Anti-malarials aren't part of the normal weekly regimin in the malarial parts of Africa--and chloroquine isn't as useful as it once was. The link is to a study proposing monthly doses for children. When we lived there, we took one weekly.
Also, this meta-study of regular antihelmenthics on schoolchildren implies that these are not given what I'd call very regularly. Some of the studies used quarterly doses, some bi-annually. WHO advocated annual dosing.

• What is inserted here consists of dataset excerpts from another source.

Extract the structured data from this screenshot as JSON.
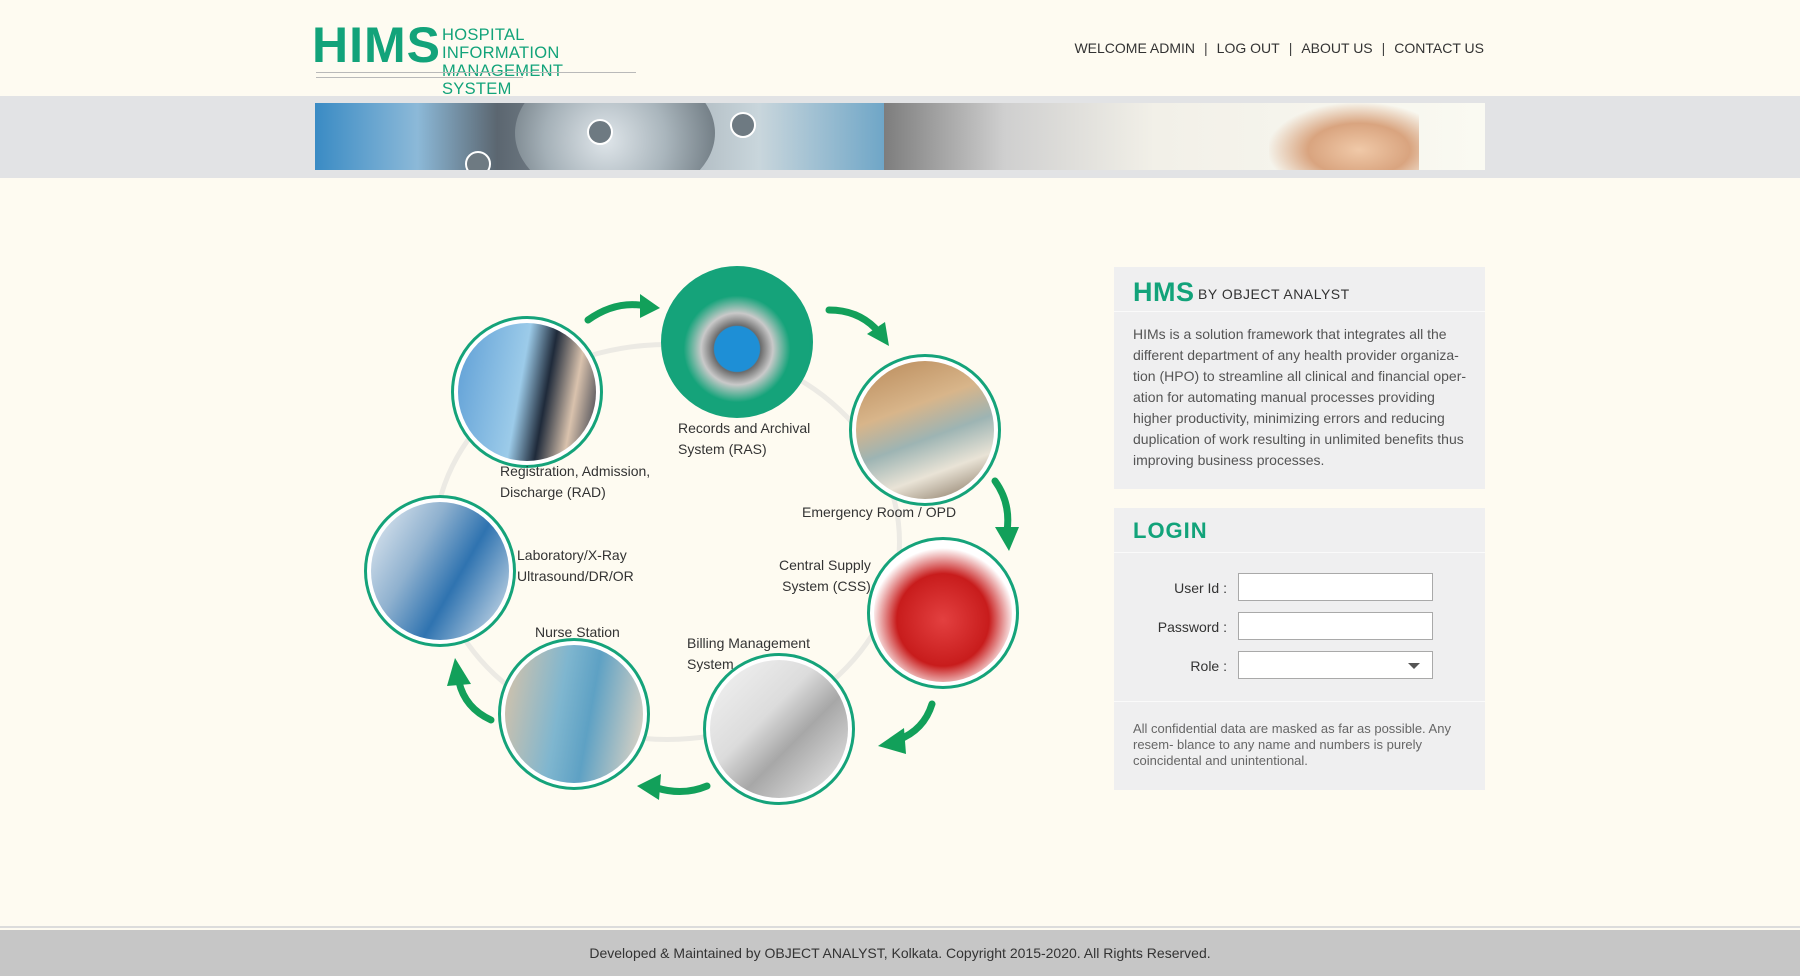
{
  "header": {
    "logo_main": "HIMS",
    "logo_sub_line1": "HOSPITAL INFORMATION",
    "logo_sub_line2": "MANAGEMENT SYSTEM",
    "nav": {
      "welcome": "WELCOME ADMIN",
      "logout": "LOG OUT",
      "about": "ABOUT US",
      "contact": "CONTACT US",
      "separator": "|"
    }
  },
  "diagram": {
    "nodes": [
      {
        "id": "ras",
        "label_line1": "Records and Archival",
        "label_line2": "System (RAS)"
      },
      {
        "id": "er",
        "label_line1": "Emergency Room / OPD",
        "label_line2": ""
      },
      {
        "id": "css",
        "label_line1": "Central Supply",
        "label_line2": "System (CSS)"
      },
      {
        "id": "billing",
        "label_line1": "Billing Management",
        "label_line2": "System"
      },
      {
        "id": "nurse",
        "label_line1": "Nurse Station",
        "label_line2": ""
      },
      {
        "id": "lab",
        "label_line1": "Laboratory/X-Ray",
        "label_line2": "Ultrasound/DR/OR"
      },
      {
        "id": "rad",
        "label_line1": "Registration, Admission,",
        "label_line2": "Discharge (RAD)"
      }
    ]
  },
  "about": {
    "title": "HMS",
    "byline": "BY OBJECT  ANALYST",
    "text": "HIMs is a solution framework that integrates all the different department of any health provider organiza- tion (HPO) to streamline all clinical and financial oper- ation for automating manual processes providing higher productivity, minimizing errors and reducing duplication of work resulting in unlimited benefits thus improving business processes."
  },
  "login": {
    "title": "LOGIN",
    "user_label": "User Id :",
    "user_value": "",
    "password_label": "Password :",
    "password_value": "",
    "role_label": "Role :",
    "role_value": "",
    "disclaimer": "All confidential data are masked as far as possible. Any resem- blance to any name and numbers is purely coincidental and unintentional."
  },
  "footer": {
    "text": "Developed & Maintained by OBJECT ANALYST, Kolkata. Copyright 2015-2020. All Rights Reserved."
  },
  "colors": {
    "brand_green": "#12a37a",
    "page_bg": "#fefbf1",
    "panel_bg": "#efeff0",
    "footer_bg": "#c6c6c6"
  }
}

It would seem likely that the anti-malarials or antihelmintics are only present in sub-Saharan Africans' blood periodically--probably on an as-needed basis. It isn't obvious that even if chloroquine or ivermectin provided prophylactic protection against COVID, that the residue from months before would make any difference. Desethylchloroquine has a half-life in the bloodstream of about 4 days. I'll take that as a proxy for the oral varieties. Ivermectin, per Merck, has a half-life of about 18 hours.
Maybe they help, but the correlation doesn't seem to help prove it.
On the other hand, I heard of one clinic that somebody who came in sick with anything remotely resembling malaria was automatically given an anti-malarial, on the grounds that they probably had that too. If that protocol is widely used, there could still be a relationship.
The devil is in the details--including the details of your assumptions.